Top Dog argues that healthy workplace competition is the key to success
Illustration by Commercial Type

Search for the phrase “team player” on Monster.com and thousands of posts come up listing it as a necessity for the job in question. Lawyers and accountants, machinists and bakers, even night-shift delivery drivers—lonely jobs, to be sure—are all expected to work well in groups and communicate with ease.

According to Top Dog: The Science of Winning and Losing, by Po Bronson and Ashley Merryman, this emphasis on teamwork is a mistake. It turns off the top applicants, who, rightly or wrongly, believe all that collaboration means they won’t have a chance to stand out. “They’ll look for opportunities where they can shine,” write Bronson and Merryman, “where they feel responsible for their destiny.”

In Bronson and Merryman’s ode to fire in the belly, the authors explain how rivalry helps us focus, encourages us to take risks, and keeps us motivated. While their argument is an endorsement of the you-can-do-it! American spirit, this isn’t a policy book or a call for broad social action—the authors are primarily concerned with the success of individuals and companies. Still, it’s hard not to read Top Dog as an implied indictment of American complacency over the last several decades, as well as the failures of an educational system that can be concerned more with self-esteem than with honest assessment. (If you’ve attended a school play recently, you’ll notice that every kid has an equally big part, so as not to upset the tone-deaf.)

How do we reconcile the benefits of competition with the inherent coordination and cooperation that most workplaces require?

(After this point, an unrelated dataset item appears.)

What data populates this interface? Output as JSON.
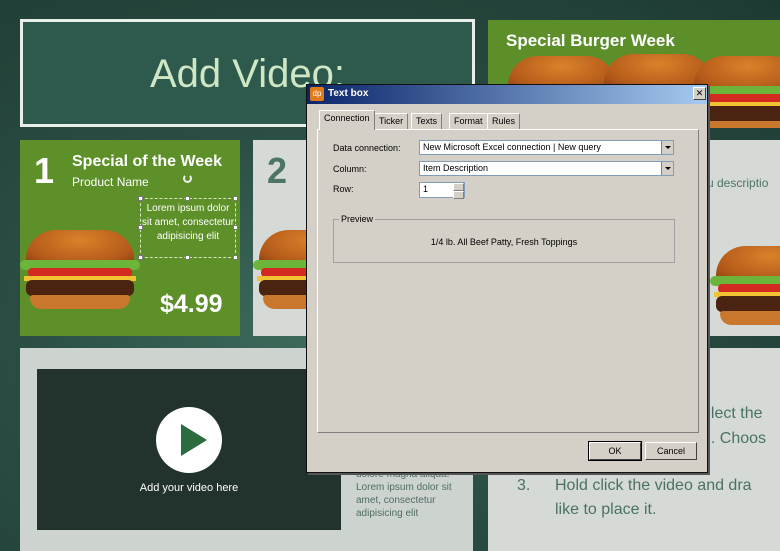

Top Dog posits that the structure of office teams matters: They should be small, with each role clearly defined so every employee has a level of ownership and pride. Think of a military operation, a football game, or any episode of Glee. In this context, it’s still necessary to get along with office mates. No one likes working with a jerk. That doesn’t mean everyone needs to be friends; Bronson and Merryman say the reverse is true—teams working on successful projects aren’t fazed by disagreement or friction.

For those who thrive in aggressive atmospheres, this is all very inspiring. The caveat is that not all people do. Competition can be unduly stressful. Some people try to avoid it entirely. And for reasons to do with both nature and nurture, the noncombative set tends to be female.

The authors linger on the gender divide, although their insights aren’t particularly novel. Women, they say, tend to focus on the odds of winning; men tend to focus on what they’ll win. And when people think of the reward rather than the risk, they’re more willing to roll the dice. Men are overconfident: They think they can triumph even when all the empirical evidence says the opposite. While David faces off with Goliath, a woman stands back and says, “I don’t know, he looks kinda big.”

In a culture that celebrates the gambler who defies the odds, it’s tempting to dismiss the cautious as ineffectual buzz kills. Yet what’s perceived as timidity may be the accurate reading of risk. When women do put their stake in the ground, they fight as fiercely and often more successfully than men, perhaps because they’re choosing battles they’re more likely to win. And what team couldn’t use a bit of that?